Introduction: Somatic mutations in the KCNJ5 potassium channel are found in significant number of patients with primary aldosteronism (PA). In a previous study, a rare non-synonymous E>Q (E282Q) single nucleotide polymorphism (SNP) rs7102584 in the KCNJ5 channel was identified and an in vitro study confirmed its functionality. This study tested the hypothesis that this germline SNP would affect release of aldosterone and raise blood pressure (BP) under salt-loaded conditions.

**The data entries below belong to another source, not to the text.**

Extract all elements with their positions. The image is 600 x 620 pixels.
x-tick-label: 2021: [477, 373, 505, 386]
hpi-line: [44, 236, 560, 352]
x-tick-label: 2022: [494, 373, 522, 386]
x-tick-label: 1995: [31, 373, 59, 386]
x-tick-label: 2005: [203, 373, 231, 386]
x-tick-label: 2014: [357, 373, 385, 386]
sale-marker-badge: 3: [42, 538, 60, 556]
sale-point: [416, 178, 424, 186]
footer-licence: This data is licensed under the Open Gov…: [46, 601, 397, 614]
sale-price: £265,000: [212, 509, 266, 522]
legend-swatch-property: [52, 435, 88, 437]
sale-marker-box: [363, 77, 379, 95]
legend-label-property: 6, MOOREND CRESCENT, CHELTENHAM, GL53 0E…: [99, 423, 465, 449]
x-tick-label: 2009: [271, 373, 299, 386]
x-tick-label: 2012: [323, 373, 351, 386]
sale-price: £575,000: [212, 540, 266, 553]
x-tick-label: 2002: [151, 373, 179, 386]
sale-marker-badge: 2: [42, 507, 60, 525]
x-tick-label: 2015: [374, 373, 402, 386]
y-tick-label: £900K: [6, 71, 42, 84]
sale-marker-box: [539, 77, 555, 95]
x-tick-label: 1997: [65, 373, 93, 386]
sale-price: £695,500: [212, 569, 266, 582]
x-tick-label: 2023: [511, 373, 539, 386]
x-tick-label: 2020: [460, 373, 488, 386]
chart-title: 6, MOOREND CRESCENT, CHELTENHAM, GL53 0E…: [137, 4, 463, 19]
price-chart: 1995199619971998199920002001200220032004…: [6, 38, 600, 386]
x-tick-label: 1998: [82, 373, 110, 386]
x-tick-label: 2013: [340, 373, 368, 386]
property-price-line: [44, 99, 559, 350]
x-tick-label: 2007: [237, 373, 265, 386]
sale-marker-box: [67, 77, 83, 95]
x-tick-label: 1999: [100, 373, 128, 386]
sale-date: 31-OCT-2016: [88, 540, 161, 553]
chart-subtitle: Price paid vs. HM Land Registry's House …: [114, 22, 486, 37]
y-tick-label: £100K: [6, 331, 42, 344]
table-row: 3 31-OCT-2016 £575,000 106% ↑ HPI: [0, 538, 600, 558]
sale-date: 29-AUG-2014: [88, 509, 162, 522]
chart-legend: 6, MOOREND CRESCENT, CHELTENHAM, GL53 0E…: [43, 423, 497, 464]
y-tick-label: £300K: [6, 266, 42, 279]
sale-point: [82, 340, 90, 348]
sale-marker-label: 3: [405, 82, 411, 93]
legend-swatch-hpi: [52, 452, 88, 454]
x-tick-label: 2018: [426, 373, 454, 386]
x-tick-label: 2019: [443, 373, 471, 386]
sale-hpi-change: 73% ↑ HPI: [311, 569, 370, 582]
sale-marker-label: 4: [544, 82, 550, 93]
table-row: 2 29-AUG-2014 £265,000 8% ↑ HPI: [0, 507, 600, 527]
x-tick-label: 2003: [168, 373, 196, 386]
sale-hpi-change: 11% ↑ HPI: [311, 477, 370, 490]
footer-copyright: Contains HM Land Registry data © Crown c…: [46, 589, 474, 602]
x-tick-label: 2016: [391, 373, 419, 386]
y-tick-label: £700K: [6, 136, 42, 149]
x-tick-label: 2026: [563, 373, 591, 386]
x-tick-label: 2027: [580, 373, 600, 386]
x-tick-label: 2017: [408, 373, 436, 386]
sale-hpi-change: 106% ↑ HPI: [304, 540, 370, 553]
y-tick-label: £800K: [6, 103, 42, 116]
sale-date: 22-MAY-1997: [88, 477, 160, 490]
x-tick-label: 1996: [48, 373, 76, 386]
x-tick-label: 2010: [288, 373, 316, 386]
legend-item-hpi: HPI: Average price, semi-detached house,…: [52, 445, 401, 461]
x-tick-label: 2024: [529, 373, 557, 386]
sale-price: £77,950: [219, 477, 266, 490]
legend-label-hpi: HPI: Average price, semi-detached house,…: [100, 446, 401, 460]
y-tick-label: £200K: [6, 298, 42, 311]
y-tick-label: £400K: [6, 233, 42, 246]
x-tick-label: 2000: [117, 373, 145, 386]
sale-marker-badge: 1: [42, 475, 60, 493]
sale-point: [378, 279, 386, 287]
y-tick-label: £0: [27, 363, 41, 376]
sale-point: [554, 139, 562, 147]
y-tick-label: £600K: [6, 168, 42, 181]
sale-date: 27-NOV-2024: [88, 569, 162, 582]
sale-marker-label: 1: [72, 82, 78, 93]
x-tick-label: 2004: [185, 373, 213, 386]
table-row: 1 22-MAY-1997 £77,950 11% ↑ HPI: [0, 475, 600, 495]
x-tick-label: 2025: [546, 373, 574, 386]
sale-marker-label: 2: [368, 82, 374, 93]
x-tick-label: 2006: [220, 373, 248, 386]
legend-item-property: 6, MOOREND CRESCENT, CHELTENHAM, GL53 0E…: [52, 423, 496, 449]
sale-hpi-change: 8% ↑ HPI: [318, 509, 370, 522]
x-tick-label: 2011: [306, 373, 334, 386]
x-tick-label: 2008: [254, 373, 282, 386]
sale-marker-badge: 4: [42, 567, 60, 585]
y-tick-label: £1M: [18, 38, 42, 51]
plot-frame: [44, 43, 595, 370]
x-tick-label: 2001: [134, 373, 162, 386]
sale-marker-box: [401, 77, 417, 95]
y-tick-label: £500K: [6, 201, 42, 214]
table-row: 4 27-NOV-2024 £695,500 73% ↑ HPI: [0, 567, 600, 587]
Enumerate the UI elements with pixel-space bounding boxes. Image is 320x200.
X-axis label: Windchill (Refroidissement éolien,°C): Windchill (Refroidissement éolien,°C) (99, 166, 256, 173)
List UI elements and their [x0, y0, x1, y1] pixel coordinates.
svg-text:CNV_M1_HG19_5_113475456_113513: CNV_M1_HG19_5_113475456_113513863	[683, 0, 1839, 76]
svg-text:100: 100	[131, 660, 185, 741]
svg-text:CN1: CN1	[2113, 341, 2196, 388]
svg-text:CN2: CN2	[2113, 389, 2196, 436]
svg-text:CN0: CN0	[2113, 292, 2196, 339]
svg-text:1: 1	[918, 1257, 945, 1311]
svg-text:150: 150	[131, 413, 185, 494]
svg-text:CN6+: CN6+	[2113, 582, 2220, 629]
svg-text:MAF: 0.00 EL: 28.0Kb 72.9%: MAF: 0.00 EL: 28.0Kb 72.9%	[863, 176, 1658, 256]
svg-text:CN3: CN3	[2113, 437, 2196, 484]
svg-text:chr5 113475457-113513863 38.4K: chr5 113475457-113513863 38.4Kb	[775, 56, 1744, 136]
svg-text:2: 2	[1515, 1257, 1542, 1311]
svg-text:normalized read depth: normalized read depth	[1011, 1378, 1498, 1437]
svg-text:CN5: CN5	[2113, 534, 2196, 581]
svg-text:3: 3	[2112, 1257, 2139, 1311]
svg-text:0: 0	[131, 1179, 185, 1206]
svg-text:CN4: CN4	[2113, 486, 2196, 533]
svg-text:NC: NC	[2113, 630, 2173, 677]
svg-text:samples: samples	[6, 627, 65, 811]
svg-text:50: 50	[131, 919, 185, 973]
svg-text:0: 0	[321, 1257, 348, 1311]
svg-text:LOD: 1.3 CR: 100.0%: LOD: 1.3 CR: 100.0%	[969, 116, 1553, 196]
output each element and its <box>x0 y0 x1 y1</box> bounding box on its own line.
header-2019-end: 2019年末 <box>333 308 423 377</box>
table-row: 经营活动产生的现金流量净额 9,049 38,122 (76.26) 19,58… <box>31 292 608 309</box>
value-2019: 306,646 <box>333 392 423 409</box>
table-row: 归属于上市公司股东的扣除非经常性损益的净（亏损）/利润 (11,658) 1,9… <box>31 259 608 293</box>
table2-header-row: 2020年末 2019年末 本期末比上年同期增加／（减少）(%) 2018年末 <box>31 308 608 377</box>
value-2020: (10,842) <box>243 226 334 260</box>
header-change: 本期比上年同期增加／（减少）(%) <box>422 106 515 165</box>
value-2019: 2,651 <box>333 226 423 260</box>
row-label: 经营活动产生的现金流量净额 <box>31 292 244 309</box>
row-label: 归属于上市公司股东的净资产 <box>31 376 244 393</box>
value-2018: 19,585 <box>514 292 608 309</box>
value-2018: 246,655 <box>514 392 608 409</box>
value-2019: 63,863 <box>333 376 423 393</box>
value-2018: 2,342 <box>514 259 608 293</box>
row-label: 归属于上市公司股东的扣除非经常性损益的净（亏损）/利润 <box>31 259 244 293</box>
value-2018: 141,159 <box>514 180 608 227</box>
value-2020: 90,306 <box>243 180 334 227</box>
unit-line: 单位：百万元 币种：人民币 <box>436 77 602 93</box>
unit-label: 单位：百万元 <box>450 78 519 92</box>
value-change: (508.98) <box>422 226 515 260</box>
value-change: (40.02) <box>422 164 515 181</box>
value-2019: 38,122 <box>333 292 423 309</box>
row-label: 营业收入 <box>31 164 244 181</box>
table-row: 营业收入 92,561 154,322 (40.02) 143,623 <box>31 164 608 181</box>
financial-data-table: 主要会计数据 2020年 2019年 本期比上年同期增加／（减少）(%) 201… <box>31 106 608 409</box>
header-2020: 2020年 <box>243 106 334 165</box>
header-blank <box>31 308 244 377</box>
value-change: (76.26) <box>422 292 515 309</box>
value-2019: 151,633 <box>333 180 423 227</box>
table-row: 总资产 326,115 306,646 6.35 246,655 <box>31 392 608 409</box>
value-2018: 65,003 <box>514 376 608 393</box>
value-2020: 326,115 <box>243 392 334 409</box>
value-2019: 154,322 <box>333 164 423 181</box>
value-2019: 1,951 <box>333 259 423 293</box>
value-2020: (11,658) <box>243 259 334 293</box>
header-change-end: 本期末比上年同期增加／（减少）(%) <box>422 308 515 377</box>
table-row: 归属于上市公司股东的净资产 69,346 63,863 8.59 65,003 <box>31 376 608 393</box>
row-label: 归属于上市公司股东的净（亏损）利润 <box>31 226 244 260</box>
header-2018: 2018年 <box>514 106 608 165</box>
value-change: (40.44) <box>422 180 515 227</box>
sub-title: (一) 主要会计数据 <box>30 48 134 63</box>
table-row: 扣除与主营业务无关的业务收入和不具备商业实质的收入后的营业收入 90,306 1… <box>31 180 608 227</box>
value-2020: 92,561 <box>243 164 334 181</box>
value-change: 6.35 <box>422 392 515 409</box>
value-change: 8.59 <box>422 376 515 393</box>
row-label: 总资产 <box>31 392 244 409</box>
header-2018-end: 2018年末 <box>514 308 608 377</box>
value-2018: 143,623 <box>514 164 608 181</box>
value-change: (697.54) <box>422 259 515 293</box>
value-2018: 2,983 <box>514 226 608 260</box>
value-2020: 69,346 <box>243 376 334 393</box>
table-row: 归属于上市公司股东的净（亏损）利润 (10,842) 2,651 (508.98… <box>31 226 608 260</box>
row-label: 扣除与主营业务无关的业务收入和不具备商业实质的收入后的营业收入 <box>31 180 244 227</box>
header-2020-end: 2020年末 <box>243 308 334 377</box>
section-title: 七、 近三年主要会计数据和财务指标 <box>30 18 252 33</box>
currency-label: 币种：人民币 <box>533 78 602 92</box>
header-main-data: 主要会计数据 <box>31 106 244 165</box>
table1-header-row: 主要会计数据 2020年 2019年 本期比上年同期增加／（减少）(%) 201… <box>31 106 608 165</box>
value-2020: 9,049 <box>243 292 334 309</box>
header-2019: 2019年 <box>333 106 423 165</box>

Methods: Healthy volunteers (30 Group A = SNP heterozygous carriers and 30 Group B = homozygous wild type, mean age: 59±11) were recruited through the UK BioResource, with equal gender distribution in the two groups (40% males, 60% females). Investigators were blinded to the genotype of each recruit. Volunteers were on a low salt diet (≤6 g/d) for a week, and then exposed to high oral salt intake (>9 g/d) for a week. Clinic BP, 24hour ambulatory blood pressure measurements (ABPM), 24hour urine electrolytes, renal biochemistry, renin, aldosterone and renin aldosterone ratio (ARR), were measured before and after high salt exposure. Data were analysed using repeated measures ANOVA and adjusted for age. Results: Following salt loading, the mean day average systolic blood pressure (SBP) and diastolic blood pressure (DBP) rise on ABPM was 2.5 ± 1 mm Hg and 0.7± 0.7 mm Hg. Similarly, night-time average SBP and DBP rise was 2.2 ±1.2 mm Hg and 1.6 ± 0.9 mm Hg respectively. The ARR fell by a mean of 5.0 ±1.7 pmol/mU. There were no significant differences between carriers of the E/Q KCNJ5 variant and wild-type subjects in BP values and biochemical parameters at baseline or under salt-loading. Conclusions: This is the first study we are aware of, that has attempted in vivo translation of this KCNJ5 germline variant. The germline variation does not seem to drive hyperaldosteronism in vivo, although we cannot exclude this in the rare subjects who are homozygous for the variation (mean allele frequency approximately <1 in 1000).